LA MUERTE DEL PINFLÓI
Juan
Ramón Santos
Tenerife, Ed. Baile del Sol, 2022, 194 págs.
Licenciado
en Derecho y en Ciencias Políticas, Juan Ramón Santos (Plasencia, 1975) trabaja como gestor cultural en su ciudad,
donde coordina con Nicanor Gil el Aula de Literatura "José Antonio Gabriel
y Galán". Entre 2015 y 2019 fue presidente de la Asociación de Escritores Extremeños. Es autor de los libros Cortometrajes
y Cuaderno escolar, con los quedó
finalista del Premio Setenil al mejor libro de relatos publicado en España en
sus ediciones de 2005 y 2009, así como de El
círculo de Viena, Palabras menores
y Perder el tiempo, también de
cuentos. Ha publicado, además, las novelas Biblia
apócrifa de Aracia, El tesoro de la Isla, El verano del Endocrino
(con la que, bajo el título de Fuera de
órbita, quedó finalista del Premio Nadal en 2018), y El síndrome de Diógenes, Premio Felipe Trigo en la modalidad de
narración corta en 2019, así como dos libros de poemas, Cicerone y Aire de familia.

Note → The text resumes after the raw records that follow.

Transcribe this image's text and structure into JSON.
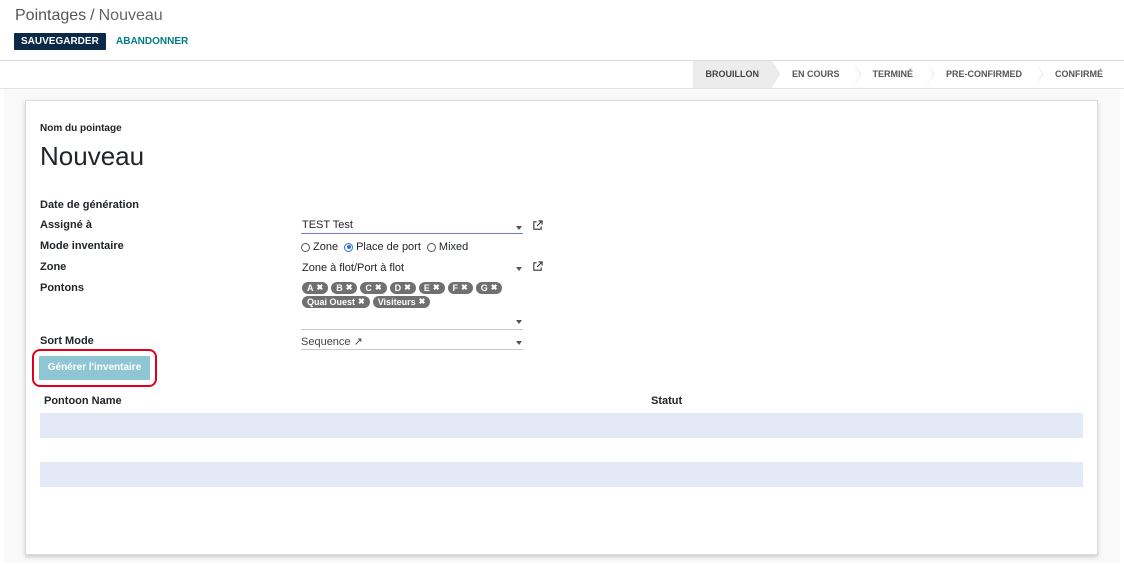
{
  "breadcrumb": {
    "parent": "Pointages",
    "separator": "/",
    "current": "Nouveau"
  },
  "toolbar": {
    "save_label": "SAUVEGARDER",
    "discard_label": "ABANDONNER"
  },
  "statusbar": {
    "stages": [
      "BROUILLON",
      "EN COURS",
      "TERMINÉ",
      "PRE-CONFIRMED",
      "CONFIRMÉ"
    ],
    "active": "BROUILLON"
  },
  "form": {
    "name_label": "Nom du pointage",
    "name_value": "Nouveau",
    "date_label": "Date de génération",
    "assigned_label": "Assigné à",
    "assigned_value": "TEST Test",
    "mode_label": "Mode inventaire",
    "mode_options": [
      "Zone",
      "Place de port",
      "Mixed"
    ],
    "mode_selected": "Place de port",
    "zone_label": "Zone",
    "zone_value": "Zone à flot/Port à flot",
    "pontons_label": "Pontons",
    "pontons_tags": [
      "A",
      "B",
      "C",
      "D",
      "E",
      "F",
      "G",
      "Quai Ouest",
      "Visiteurs"
    ],
    "sort_label": "Sort Mode",
    "sort_value": "Sequence ↗",
    "generate_button": "Générer l'inventaire"
  },
  "table": {
    "columns": [
      "Pontoon Name",
      "Statut"
    ]
  },
  "colors": {
    "primary": "#0b2a4a",
    "accent": "#017e84",
    "highlight": "#e0001b"
  }
}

En 2021 ganó el XXIX Premio Edebé de Literatura Infantil con el libro El Club de las Cuatro Emes. Ha traducido
del portugués las novelas Lo invisible,
de Rui Lage, y Las primeras cosas, de
Bruno Vieira Amaral, y la obra de teatro El
testimonio de Alabad, de Nuno Pino Custódio. Mantiene una sección dedicada
a la reseña y recomendación de libros en la web www.planvex.es bajo el título
"Con VE de libro".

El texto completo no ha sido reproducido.